Lewis's jaw dropped and his face went white.
Verity hugged herself, put her head between her knees and started to rock back and forth. "Oh-oh," she said.
Lewis staggered to his feet, hands flailing, while Verity's shoulders started to quiver. The dog, which had been snoozing at Lewis's feet, jumped up too.
"Verity, what's wrong? Is it —?" began Helen, leaning over and putting an arm on Verity's shoulders.
"Who's the least drunk?" Lewis hollered, gaze oscillating rapidly between the car parked a few metres behind us and his wife, sitting rocking back and forth and shaking.
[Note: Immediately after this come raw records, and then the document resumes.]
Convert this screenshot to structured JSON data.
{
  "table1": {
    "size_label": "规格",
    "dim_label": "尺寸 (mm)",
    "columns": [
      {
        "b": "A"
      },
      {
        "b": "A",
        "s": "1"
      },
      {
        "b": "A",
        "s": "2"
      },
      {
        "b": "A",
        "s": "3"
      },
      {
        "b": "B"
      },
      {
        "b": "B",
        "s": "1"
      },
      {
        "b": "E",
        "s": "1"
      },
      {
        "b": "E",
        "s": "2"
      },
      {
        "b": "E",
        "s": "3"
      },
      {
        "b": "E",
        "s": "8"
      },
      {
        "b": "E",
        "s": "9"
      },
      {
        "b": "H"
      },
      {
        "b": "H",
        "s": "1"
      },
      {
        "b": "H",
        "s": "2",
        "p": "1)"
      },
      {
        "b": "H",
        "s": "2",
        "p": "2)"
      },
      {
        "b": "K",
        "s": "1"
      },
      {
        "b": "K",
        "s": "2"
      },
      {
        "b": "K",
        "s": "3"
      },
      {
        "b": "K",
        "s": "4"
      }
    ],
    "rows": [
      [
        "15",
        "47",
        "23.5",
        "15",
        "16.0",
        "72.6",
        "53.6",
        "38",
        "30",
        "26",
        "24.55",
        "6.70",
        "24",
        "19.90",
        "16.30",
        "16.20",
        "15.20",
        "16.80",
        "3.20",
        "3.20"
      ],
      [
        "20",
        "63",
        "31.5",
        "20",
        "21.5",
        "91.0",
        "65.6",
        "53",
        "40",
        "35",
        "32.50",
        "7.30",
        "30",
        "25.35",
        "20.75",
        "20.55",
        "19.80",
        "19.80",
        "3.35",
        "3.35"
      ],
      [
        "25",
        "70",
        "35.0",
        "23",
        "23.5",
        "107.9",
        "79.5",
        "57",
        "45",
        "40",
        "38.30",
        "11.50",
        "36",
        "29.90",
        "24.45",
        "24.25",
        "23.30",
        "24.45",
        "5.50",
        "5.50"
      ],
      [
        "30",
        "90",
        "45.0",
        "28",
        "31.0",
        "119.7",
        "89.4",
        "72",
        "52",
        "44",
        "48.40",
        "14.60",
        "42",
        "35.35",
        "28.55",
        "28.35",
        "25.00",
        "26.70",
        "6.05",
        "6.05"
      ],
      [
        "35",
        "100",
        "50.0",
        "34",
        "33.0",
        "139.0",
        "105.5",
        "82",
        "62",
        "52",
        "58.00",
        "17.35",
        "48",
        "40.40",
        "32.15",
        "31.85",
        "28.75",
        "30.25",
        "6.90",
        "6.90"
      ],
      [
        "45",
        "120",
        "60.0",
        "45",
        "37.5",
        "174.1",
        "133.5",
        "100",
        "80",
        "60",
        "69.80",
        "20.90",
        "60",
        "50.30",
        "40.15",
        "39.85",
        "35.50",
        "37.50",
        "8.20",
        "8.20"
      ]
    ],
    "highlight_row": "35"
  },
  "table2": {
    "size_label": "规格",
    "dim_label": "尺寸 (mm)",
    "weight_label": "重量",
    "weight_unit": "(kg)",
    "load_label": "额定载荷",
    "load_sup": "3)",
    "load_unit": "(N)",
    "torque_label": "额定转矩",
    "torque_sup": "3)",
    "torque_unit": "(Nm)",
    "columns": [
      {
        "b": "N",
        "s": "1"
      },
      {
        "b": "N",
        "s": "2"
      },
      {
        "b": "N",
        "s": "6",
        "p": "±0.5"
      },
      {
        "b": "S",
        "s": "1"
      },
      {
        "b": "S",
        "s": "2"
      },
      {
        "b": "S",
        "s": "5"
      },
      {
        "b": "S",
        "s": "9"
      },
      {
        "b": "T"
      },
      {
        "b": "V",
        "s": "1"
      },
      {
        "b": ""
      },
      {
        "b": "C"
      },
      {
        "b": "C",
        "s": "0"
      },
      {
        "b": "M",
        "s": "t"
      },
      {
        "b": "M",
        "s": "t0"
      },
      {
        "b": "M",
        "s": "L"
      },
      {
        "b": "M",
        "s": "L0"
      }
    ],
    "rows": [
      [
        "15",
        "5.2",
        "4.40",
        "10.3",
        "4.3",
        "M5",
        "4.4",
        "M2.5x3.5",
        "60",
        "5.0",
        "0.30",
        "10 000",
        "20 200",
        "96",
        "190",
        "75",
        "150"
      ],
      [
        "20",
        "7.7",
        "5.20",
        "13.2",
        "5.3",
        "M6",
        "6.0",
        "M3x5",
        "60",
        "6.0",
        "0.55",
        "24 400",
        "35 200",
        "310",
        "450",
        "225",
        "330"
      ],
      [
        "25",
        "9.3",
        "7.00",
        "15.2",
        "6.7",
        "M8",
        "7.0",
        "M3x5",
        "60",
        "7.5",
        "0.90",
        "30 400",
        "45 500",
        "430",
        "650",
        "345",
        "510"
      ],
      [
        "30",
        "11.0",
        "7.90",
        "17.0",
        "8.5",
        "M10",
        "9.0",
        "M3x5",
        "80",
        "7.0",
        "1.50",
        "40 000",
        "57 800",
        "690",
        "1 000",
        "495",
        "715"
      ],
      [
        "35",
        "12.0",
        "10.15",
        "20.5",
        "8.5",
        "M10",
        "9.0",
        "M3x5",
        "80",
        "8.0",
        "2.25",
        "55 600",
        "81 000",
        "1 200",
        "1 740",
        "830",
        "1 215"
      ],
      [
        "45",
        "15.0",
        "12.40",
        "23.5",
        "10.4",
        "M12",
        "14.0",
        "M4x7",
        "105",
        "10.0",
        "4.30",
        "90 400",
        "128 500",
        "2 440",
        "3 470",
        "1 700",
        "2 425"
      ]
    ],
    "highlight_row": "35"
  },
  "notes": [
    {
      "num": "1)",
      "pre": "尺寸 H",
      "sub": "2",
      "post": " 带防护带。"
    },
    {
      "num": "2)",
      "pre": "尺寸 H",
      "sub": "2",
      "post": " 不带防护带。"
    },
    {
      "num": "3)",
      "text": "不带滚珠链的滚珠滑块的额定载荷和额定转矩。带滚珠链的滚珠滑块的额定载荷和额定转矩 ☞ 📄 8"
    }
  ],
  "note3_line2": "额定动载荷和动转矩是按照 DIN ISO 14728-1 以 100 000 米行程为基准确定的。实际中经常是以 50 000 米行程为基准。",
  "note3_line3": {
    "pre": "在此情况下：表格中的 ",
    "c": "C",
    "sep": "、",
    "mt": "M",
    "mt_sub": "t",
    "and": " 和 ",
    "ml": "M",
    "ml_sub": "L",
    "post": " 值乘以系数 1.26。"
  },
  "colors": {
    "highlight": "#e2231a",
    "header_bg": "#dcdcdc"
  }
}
The dog barked, bouncing up on its front feet, then sneezing.
"Oh! Oh! Oh!" said Verity, as Helen hugged her.
"Aw Christ," said Dean. "Verity, you're no about to drop, are ye?"
Lewis stood with his hands out, fingers splayed, eyes closed, on the rock. "I don't believe this is happening!" he yelled. The dog barked loudly in what sounded like agreement.
Helen Urvill, her face down at Verity's knees — where Verity's head was still wedged — suddenly slapped Verity across the back and rolled away, laughing.
Dean looked confused. I felt the same way, then realised.
Lewis opened his eyes and stared at Helen lying laughing on the rock.
Verity rose quickly and gracefully, her face pink and smiling.
She stepped up to Lewis and hugged him, rocking him, her face tipped up to his as she giggled. "Joke," she told him. "It isn't happening. I keep telling you, this baby's going to be born in a nice warm birthing pool in a nice big hospital. Nowhere else."